I’m tracking the number of connected components with a basic union-find, but the count becomes too high after processing edges that connect nodes already in the same set. I expected redundant unions to leave the component count unchanged. What is the bug in this implementation?
class DSU {
constructor(n) { this.p = Array.from({ length: n }, (_, i) => i); this.count = n; }
find(x) { return this.p[x] === x ? x : this.find(this.p[x]); }
union(a, b) {
const ra = this.find(a), rb = this.find(b);
this.p[ra] = rb;
this.count--;
}
}
const d = new DSU(4);
d.union(0, 1); d.union(1, 2); d.union(0, 2);
Your union() is currently doing count-- on every call, not only when two different components actually merge.
A union-find should only reduce the component count when the two nodes have different roots. After union(0, 1) and union(1, 2), both 0 and 2 already belong to the same set, so union(0, 2) should be a no-op. The bug is that you always re-parent and decrement, even for redundant unions.
Tiny version of the issue:
js
if (find(a) === find(b)) {
// already connected, so count must not change
}
Minimal Fix
js
union(a, b) {
const ra = this.find(a);
const rb = this.find(b);
if (ra === rb) return;
this.p[ra] = rb;
this.count--;
}
find() gets the current root of each node.
ra === rb ensures only real merges reduce count.
This prevents redundant unions from overcounting the number of merges.
Sanity Check
js
class DSU {
constructor(n) {
this.p = Array.from({ length: n }, (_, i) => i);
this.count = n;
}
find(x) {
return this.p[x] === x ? x : this.find(this.p[x]);
}
union(a, b) {
const ra = this.find(a);
const rb = this.find(b);
if (ra === rb) return;
this.p[ra] = rb;
this.count--;
}
}
const d = new DSU(4);
d.union(0, 1);
d.union(1, 2);
d.union(0, 2);
console.log(d.count); // expected: 2
Short insight: in DSU, “same root” means “do nothing.”
Your union() is currently doing count-- on redundant unions too, not only on real merges.
A union-find should only reduce the component count when two different roots become one. If find(a) and find(b) already match, those nodes are already connected, so that call must be a no-op. Right now the bug is that redundant unions are being counted like new merges.
The smallest fix is this:
union(a, b) {
const ra = this.find(a);
const rb = this.find(b);
if (ra === rb) return;
this.p[ra] = rb;
this.count--;
}
Tiny version of the rule:
if (find(a) === find(b)) return;
With ra and rb checked before this.count--, the count stays honest:
this.find(a) and this.find(b) get the current roots of each component.
if (ra === rb) return; ensures only actual merges decrement count.
So union(0, 2) becomes a true no-op once 0 and 2 are already connected.

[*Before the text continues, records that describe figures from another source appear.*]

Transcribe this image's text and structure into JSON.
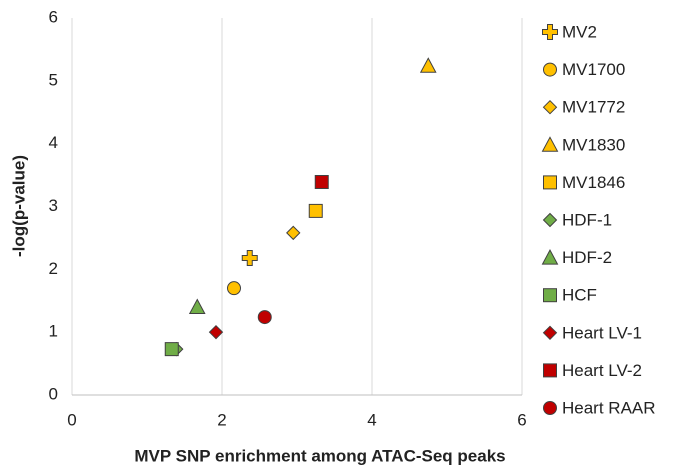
{
  "chart_data": {
    "type": "scatter",
    "x_label": "MVP SNP enrichment among ATAC-Seq peaks",
    "y_label": "-log(p-value)",
    "xlim": [
      0,
      6
    ],
    "xticks": [
      0,
      2,
      4,
      6
    ],
    "ylim": [
      0,
      6
    ],
    "yticks": [
      0,
      1,
      2,
      3,
      4,
      5,
      6
    ],
    "grid": "x",
    "legend": "right",
    "series": [
      {
        "name": "MV2",
        "color": "#ffc000",
        "marker": "plus",
        "x": [
          2.37
        ],
        "values": [
          2.18
        ]
      },
      {
        "name": "MV1700",
        "color": "#ffc000",
        "marker": "circle",
        "x": [
          2.16
        ],
        "values": [
          1.7
        ]
      },
      {
        "name": "MV1772",
        "color": "#ffc000",
        "marker": "diamond",
        "x": [
          2.95
        ],
        "values": [
          2.58
        ]
      },
      {
        "name": "MV1830",
        "color": "#ffc000",
        "marker": "triangle",
        "x": [
          4.75
        ],
        "values": [
          5.24
        ]
      },
      {
        "name": "MV1846",
        "color": "#ffc000",
        "marker": "square",
        "x": [
          3.25
        ],
        "values": [
          2.93
        ]
      },
      {
        "name": "HDF-1",
        "color": "#70ad47",
        "marker": "diamond",
        "x": [
          1.39
        ],
        "values": [
          0.73
        ]
      },
      {
        "name": "HDF-2",
        "color": "#70ad47",
        "marker": "triangle",
        "x": [
          1.67
        ],
        "values": [
          1.4
        ]
      },
      {
        "name": "HCF",
        "color": "#70ad47",
        "marker": "square",
        "x": [
          1.33
        ],
        "values": [
          0.73
        ]
      },
      {
        "name": "Heart LV-1",
        "color": "#c00000",
        "marker": "diamond",
        "x": [
          1.92
        ],
        "values": [
          1.0
        ]
      },
      {
        "name": "Heart LV-2",
        "color": "#c00000",
        "marker": "square",
        "x": [
          3.33
        ],
        "values": [
          3.39
        ]
      },
      {
        "name": "Heart RAAR",
        "color": "#c00000",
        "marker": "circle",
        "x": [
          2.57
        ],
        "values": [
          1.24
        ]
      }
    ]
  }
}
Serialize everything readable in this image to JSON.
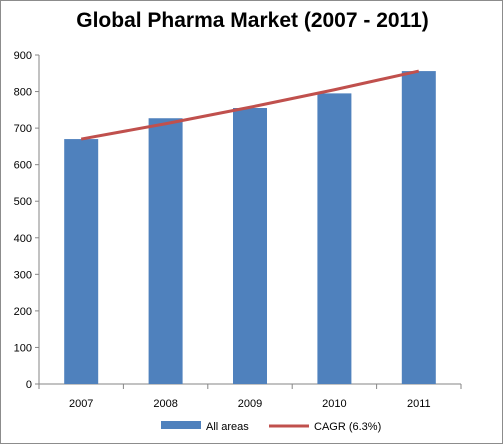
{
  "chart_data": {
    "type": "bar",
    "title": "Global Pharma Market (2007 - 2011)",
    "xlabel": "",
    "ylabel": "",
    "categories": [
      "2007",
      "2008",
      "2009",
      "2010",
      "2011"
    ],
    "ylim": [
      0,
      900
    ],
    "yticks": [
      0,
      100,
      200,
      300,
      400,
      500,
      600,
      700,
      800,
      900
    ],
    "grid": false,
    "legend_position": "bottom",
    "series": [
      {
        "name": "All areas",
        "type": "bar",
        "color": "#4f81bd",
        "values": [
          670,
          727,
          755,
          795,
          856
        ]
      },
      {
        "name": "CAGR (6.3%)",
        "type": "line",
        "color": "#c0504d",
        "values": [
          670,
          712,
          757,
          805,
          856
        ]
      }
    ]
  }
}
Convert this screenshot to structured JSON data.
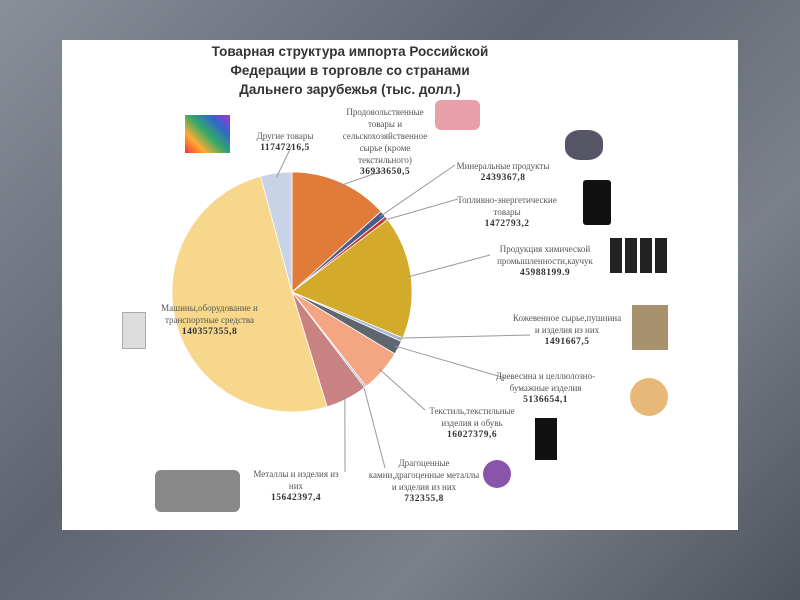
{
  "chart_data": {
    "type": "pie",
    "title": "Товарная структура импорта Российской Федерации в торговле со странами Дальнего зарубежья (тыс. долл.)",
    "start": "top",
    "direction": "clockwise",
    "slices": [
      {
        "label": "Продовольственные товары и сельскохозяйственное сырье (кроме текстильного)",
        "value": 36933650.5,
        "value_text": "36933650,5",
        "color": "#E07B39"
      },
      {
        "label": "Минеральные продукты",
        "value": 2439367.8,
        "value_text": "2439367,8",
        "color": "#4A5A8A"
      },
      {
        "label": "Топливно-энергетические товары",
        "value": 1472793.2,
        "value_text": "1472793,2",
        "color": "#C0392B"
      },
      {
        "label": "Продукция химической промышленности,каучук",
        "value": 45988199.9,
        "value_text": "45988199.9",
        "color": "#D4AA2A"
      },
      {
        "label": "Кожевенное сырье,пушнина и изделия из них",
        "value": 1491667.5,
        "value_text": "1491667,5",
        "color": "#A9B8D0"
      },
      {
        "label": "Древесина и целлюлозно-бумажные изделия",
        "value": 5136654.1,
        "value_text": "5136654,1",
        "color": "#5F6670"
      },
      {
        "label": "Текстиль,текстильные изделия и обувь",
        "value": 16027379.6,
        "value_text": "16027379,6",
        "color": "#F4A582"
      },
      {
        "label": "Драгоценные камни,драгоценные металлы и изделия из них",
        "value": 732355.8,
        "value_text": "732355,8",
        "color": "#A9B8D0"
      },
      {
        "label": "Металлы и изделия из них",
        "value": 15642397.4,
        "value_text": "15642397,4",
        "color": "#C98282"
      },
      {
        "label": "Машины,оборудование и транспортные средства",
        "value": 140357355.8,
        "value_text": "140357355,8",
        "color": "#F6D78B"
      },
      {
        "label": "Другие товары",
        "value": 11747216.5,
        "value_text": "11747216,5",
        "color": "#C9D3E6"
      }
    ]
  }
}
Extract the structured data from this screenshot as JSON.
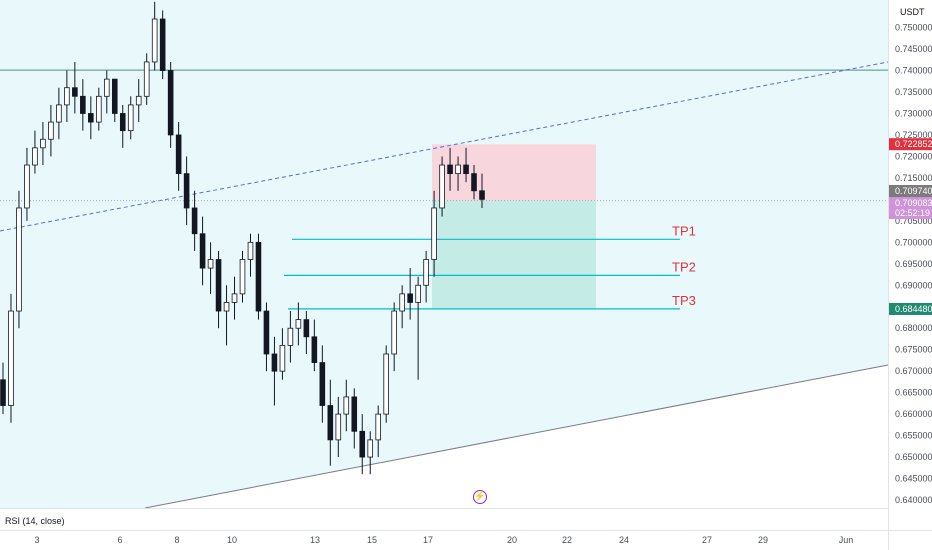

You can see it with the same case here:
class DSU {
constructor(n) {
this.p = Array.from({ length: n }, (_, i) => i);
this.count = n;
}
find(x) {
return this.p[x] === x . x : this.find(this.p[x]);
}
union(a, b) {
const ra = this.find(a);
const rb = this.find(b);
if (ra === rb) return;
this.p[ra] = rb;
this.count--;
}
}
const d = new DSU(4);
d.union(0, 1);
d.union(1, 2);
d.union(0, 2);
console.log(d.count); // expected: 2
console.log(d.find(0) === d.find(2)); // expected: true
If you later add union by rank/size, this same guard still stays.
@BobaMilk’s union(0, 2) no-op point is right, and the other easy edge case is union(x, x) which should also leave count alone or you’ll burn one component on a self-loop.